蘇郎中は部屋へはいって李則の遺骸(いがい)に対面すると、長いあいだ慟哭(どうこく)していたが、やがてにわかに李則の遺骸が起きあがって蘇郎中につかみかかった。蘇郎中も負けじと格闘しだした。
家人はそれを見ておどろき、みな部屋から逃げだした。二人の格闘する声は外にまできこえて、いつやむとも知れずつづいたが、やがて日が暮れてくると、急にやんだ。

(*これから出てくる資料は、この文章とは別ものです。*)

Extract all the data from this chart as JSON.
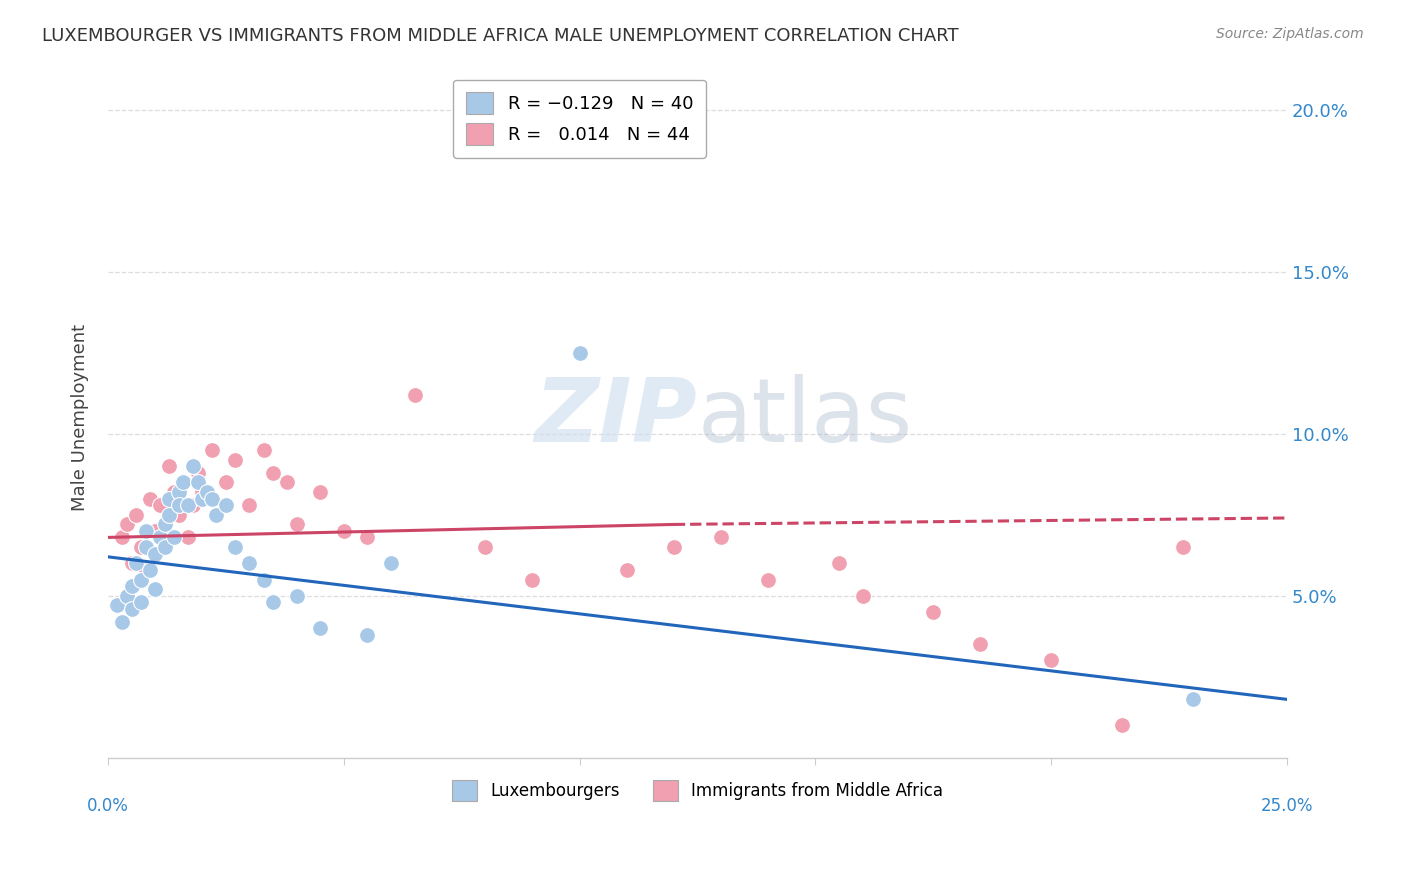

家人がおそるおそる部屋へはいってみると、李則の遺骸と並んで蘇郎中も死んでいた。家人はそばへ寄って、さらにおどろいた。二つの遺骸の一つを蘇郎中だと思ったのは、それが朱衣を着ていたからであった。そのほかは、体躯(たいく)も容貌(ようぼう)も鬚髯(しゆぜん)も、すべて、寸分ちがわなかったのである。
李家では一族の者がみな集って話しあったが、わけがわからず、結局、二つの遺骸はともに李則であると見て、同じ棺に納めて葬った。
その後は何事もおこらなかった。